A Member of the European Parliament says there is an “urgent need” for Quebec to change its policies on forestry.

“Quebec’s forestry practices clearly violate the James Bay and Northern Quebec Agreement from 1975. The Agreement promises the protection of the Cree people, their economies and the wildlife resources upon which they depend,” said Irene Soltwedel-Schafer, also a member of the Parliament’s Committee on Economy, Currency and Industrial Affairs.

“Implementing the results of the Rio-UNCED Conference surely did not intend to force indigenous communities off their land through clear-cut logging.”

Soltwedel-Schafer made her comments on May 29 at a press conference in Brussels, Belgium entitled, “Quebec: another Brazil of the North?” Also addressing the press conference was Thomas Coon on behalf of the Cree Trappers’ Association and the Grand Council of the Crees.

Coon brought up the fact that an area the size of 350 square kilometers is clear-cut in Eeyou Astchee each year. He said current Quebec policy is to allow “natural regeneration” in these areas, but regeneration is not happening.

“Sustainable, ecologically sound forest management is sacrificed to the quick profit to be made by mining out the small black spruce forest. The trees cut have taken 200 or more years to grow and will not regenerate for a long time,” he said.
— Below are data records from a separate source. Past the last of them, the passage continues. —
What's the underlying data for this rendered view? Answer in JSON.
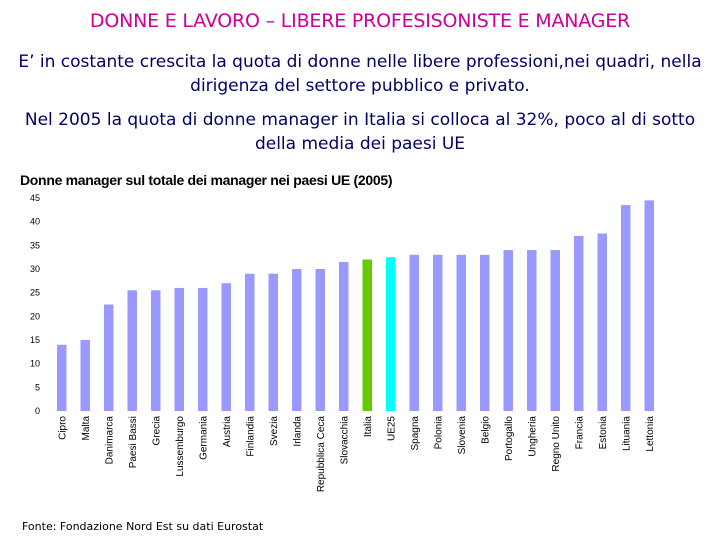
{
  "header": {
    "title": "DONNE E LAVORO – LIBERE PROFESISONISTE E MANAGER",
    "para1": "E’ in costante crescita la quota di donne nelle libere professioni,nei quadri, nella dirigenza del settore pubblico e privato.",
    "para2": "Nel 2005 la quota di donne manager in Italia si colloca al 32%, poco al di sotto della media dei paesi UE"
  },
  "footer": {
    "source": "Fonte: Fondazione Nord Est su dati Eurostat"
  },
  "chart_data": {
    "type": "bar",
    "title": "Donne manager sul totale dei manager nei paesi UE (2005)",
    "xlabel": "",
    "ylabel": "",
    "ylim": [
      0,
      45
    ],
    "yticks": [
      0,
      5,
      10,
      15,
      20,
      25,
      30,
      35,
      40,
      45
    ],
    "categories": [
      "Cipro",
      "Malta",
      "Danimarca",
      "Paesi Bassi",
      "Grecia",
      "Lussemburgo",
      "Germania",
      "Austria",
      "Finlandia",
      "Svezia",
      "Irlanda",
      "Repubblica Ceca",
      "Slovacchia",
      "Italia",
      "UE25",
      "Spagna",
      "Polonia",
      "Slovenia",
      "Belgio",
      "Portogallo",
      "Ungheria",
      "Regno Unito",
      "Francia",
      "Estonia",
      "Lituania",
      "Lettonia"
    ],
    "values": [
      14,
      15,
      22.5,
      25.5,
      25.5,
      26,
      26,
      27,
      29,
      29,
      30,
      30,
      31.5,
      32,
      32.5,
      33,
      33,
      33,
      33,
      34,
      34,
      34,
      37,
      37.5,
      43.5,
      44.5
    ],
    "colors": {
      "default": "#9999ff",
      "highlight_italia": "#66cc00",
      "highlight_ue25": "#00ffff"
    },
    "highlights": {
      "Italia": "highlight_italia",
      "UE25": "highlight_ue25"
    }
  }
}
Coon also pointed out that the wildlife in the areas cut suffers as habitats are wiped out and water systems are damaged. The human toll is also evident, he said. “The families whose lands are reduced to an area resembling a battlefield are the ones who suffer the most Cultural displacement, loss of values, alcoholism and family breakdown all result from this so-called development. When we demand that forest cutting be managed so that families are left with sustainable territories, Quebec turns a deaf ear to us.”